Sunday, September 14, 2008
EDWARD FIELD, POET, AGED 83
Edward Field was raised on Long Island and came to New York City after serving as a navigator in the Army Air Corps in World War II. He has published eight books of poetry, including “Frieze for a Temple of Love” and “Counting Myself Lucky.”
“Bohemian” was an adjective, not a noun in the 1950s. It was people working on creative things, who wanted to fulfill themselves and fuck bourgeoisie ambition, and not to follow the standard course laid out for you by conventional society. Success was not your goal. If it happened, you tried to keep your integrity. One of the main principles of bohemian culture was sexual liberation.
I had poems published from the 1940s, but I didn’t get a book published until 1963. I never had money success, unless money success was having enough money to live on, which I did. That is remarkable in itself.
The main thing was that you had to earn money for your analyst. Whatever it was, it was more than I could afford. If it was $25 a session, it was a week’s salary.

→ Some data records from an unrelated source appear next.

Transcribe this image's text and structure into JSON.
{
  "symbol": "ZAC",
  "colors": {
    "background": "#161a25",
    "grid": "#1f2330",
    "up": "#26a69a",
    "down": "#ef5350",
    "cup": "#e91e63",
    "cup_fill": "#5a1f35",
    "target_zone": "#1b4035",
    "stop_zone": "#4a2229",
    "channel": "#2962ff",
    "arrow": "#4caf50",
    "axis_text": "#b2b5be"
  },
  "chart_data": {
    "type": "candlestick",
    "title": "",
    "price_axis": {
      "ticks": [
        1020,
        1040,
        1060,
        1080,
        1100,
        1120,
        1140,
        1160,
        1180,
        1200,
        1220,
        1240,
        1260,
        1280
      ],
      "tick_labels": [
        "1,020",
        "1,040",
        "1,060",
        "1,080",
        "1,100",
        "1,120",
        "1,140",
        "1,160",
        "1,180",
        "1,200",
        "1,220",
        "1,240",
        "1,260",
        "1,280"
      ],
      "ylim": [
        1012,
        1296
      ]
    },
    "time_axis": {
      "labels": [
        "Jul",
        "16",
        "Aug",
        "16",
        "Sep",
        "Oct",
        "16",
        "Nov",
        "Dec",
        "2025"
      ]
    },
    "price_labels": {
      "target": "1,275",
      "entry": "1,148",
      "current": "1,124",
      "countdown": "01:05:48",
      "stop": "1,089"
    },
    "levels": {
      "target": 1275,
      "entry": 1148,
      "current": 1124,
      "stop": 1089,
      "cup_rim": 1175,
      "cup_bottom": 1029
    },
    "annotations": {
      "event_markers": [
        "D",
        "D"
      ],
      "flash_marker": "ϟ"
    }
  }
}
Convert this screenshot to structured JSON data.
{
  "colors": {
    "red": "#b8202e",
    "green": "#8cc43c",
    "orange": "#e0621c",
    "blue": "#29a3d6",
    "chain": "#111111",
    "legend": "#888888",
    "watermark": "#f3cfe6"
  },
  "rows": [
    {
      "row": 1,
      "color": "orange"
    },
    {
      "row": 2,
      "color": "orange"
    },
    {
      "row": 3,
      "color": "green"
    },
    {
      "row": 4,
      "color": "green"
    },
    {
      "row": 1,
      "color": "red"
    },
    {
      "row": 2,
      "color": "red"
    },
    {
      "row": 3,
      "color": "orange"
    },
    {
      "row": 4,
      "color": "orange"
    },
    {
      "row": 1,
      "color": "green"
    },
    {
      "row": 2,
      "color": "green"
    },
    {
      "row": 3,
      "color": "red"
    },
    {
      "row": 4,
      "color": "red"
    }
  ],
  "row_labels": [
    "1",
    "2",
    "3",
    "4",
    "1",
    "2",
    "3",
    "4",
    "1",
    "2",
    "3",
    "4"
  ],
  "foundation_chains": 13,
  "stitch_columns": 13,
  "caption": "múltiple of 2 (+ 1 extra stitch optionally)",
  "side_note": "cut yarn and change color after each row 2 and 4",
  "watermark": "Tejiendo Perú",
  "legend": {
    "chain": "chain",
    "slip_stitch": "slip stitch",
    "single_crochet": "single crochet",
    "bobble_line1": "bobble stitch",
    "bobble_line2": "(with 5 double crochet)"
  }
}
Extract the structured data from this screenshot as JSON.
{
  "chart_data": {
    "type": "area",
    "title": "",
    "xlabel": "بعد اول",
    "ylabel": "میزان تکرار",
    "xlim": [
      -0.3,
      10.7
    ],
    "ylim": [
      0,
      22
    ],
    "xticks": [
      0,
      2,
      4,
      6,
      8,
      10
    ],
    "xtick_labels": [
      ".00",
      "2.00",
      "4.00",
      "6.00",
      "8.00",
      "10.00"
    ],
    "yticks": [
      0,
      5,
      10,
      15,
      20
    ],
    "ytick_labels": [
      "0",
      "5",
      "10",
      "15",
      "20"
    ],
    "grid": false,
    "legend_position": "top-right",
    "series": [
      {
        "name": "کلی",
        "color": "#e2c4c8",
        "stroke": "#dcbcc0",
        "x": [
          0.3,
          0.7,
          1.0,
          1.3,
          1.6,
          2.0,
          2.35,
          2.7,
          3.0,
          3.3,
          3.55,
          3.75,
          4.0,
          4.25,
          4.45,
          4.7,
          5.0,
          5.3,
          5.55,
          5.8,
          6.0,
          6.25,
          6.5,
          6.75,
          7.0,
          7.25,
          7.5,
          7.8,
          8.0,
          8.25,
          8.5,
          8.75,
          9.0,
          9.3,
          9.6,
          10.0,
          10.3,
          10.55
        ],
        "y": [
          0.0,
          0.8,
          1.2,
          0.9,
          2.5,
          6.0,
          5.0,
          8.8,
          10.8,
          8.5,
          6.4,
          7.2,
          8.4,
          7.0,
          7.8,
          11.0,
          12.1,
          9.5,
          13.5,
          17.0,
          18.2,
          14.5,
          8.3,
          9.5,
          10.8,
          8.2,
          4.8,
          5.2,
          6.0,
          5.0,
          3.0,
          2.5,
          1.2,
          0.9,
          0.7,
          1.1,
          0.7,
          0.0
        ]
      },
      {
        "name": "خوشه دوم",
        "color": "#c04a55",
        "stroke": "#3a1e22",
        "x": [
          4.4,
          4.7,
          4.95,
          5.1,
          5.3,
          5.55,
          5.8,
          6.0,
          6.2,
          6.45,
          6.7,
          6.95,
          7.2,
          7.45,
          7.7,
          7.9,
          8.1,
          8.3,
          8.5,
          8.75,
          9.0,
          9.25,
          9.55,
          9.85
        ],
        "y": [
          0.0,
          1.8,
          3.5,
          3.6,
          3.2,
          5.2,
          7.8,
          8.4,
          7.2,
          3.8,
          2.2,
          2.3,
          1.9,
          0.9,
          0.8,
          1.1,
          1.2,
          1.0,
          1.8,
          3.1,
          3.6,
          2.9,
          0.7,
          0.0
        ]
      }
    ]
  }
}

Bohemian life in the West Village ended in the mid-1970s with gentrification. The Village became unlivable. The whole tradition grounded in one area became unavailable to young artists. In a sense, when the mother country died, it was a diaspora. Sexual freedom had already spread around the country, even gay liberation. The one thing that didn’t spread was the leftist political radicalism.
I came to Westbeth in 1971. Neil moved in in 1976. At the beginning, Westbeth was open to the world. Now it is an island in the West Village. There are still all the old lefties here. The young people and the old people have very little to do with each other. The young people in Westbeth just see it as housing. They are not from the old Village. They are trying to make it.